Global Macro Hedge Fund

What is a 'Global Macro Hedge Fund'

Global macro hedge funds are actively managed funds that attempt to profit from broad market swings resulting from political or economic events. Global macro hedge funds make market bets around such events using financial instruments to create short or long positions based on the outcomes they see as a result of their research. A market bet around an event can cover a wide variety of assets and instruments, including options, futures, currencies, index funds, bonds, commodities and so on. The goal is to find the right mix of assets to maximize returns if the predicted outcome occurs.

BREAKING DOWN 'Global Macro Hedge Fund'

Global macro hedge funds may position themselves around a particular outcome or they can simply set up positions to profit from global market volatility when they don’t have confidence in a prediction but know that a binary outcome is imminent.

Global Macro Hedge Funds and the Brexit Vote

A good example is the Brexit vote setting up the U.K. to exit the EU in 2016. Global macro hedge funds that felt confident that Britain would vote to leave took long positions in safe haven assets like gold and took up short positions against European stocks and the British pound. Global macro hedge funds that were uncertain about the outcome took long positions in safe havens and other instruments that payout during market volatility. Some undoubtedly guess wrong and took losses on long position in European stock indexes, the British pound and other assets that dipped immediately after the results were known.

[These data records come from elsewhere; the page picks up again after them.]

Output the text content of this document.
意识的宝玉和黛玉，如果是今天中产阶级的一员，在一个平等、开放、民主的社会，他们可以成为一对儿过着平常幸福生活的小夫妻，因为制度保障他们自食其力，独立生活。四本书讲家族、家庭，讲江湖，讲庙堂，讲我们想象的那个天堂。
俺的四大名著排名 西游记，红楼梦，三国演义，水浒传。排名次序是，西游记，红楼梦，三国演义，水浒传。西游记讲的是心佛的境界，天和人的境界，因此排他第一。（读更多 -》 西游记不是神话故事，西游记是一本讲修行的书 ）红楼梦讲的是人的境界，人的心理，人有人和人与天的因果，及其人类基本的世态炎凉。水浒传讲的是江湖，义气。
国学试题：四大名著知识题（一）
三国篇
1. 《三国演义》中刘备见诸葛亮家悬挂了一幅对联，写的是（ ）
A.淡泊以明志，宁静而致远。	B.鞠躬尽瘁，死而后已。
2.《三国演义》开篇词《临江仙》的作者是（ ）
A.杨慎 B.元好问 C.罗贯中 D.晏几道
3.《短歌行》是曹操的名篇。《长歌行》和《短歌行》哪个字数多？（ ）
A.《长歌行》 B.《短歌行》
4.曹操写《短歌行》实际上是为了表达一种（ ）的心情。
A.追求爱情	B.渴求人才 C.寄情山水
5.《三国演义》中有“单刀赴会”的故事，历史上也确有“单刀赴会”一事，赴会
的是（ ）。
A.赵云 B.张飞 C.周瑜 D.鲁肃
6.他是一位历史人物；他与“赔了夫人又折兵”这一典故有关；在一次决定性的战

The Pros and Cons of Global Macro Hedge Funds

Global macro hedge funds offer investors exposure to these high level bets that span assets and instruments. As such, global macro hedge funds offer a form of diversification from most equities, making them attractive to investors that want protection from global financial events that can drag down stock and bond returns in general. Traditionally it has been hard for an individual investor to recreate this type of a strategy due to the capital needed and the complexity of managing all the positions across asset classes and platforms. On the downside, global macro hedge funds have high investment thresholds and even higher fees. Exchange-traded funds (ETFs) have also made it possible for investors to create similarly broad market bets without dealing with the same level of fees.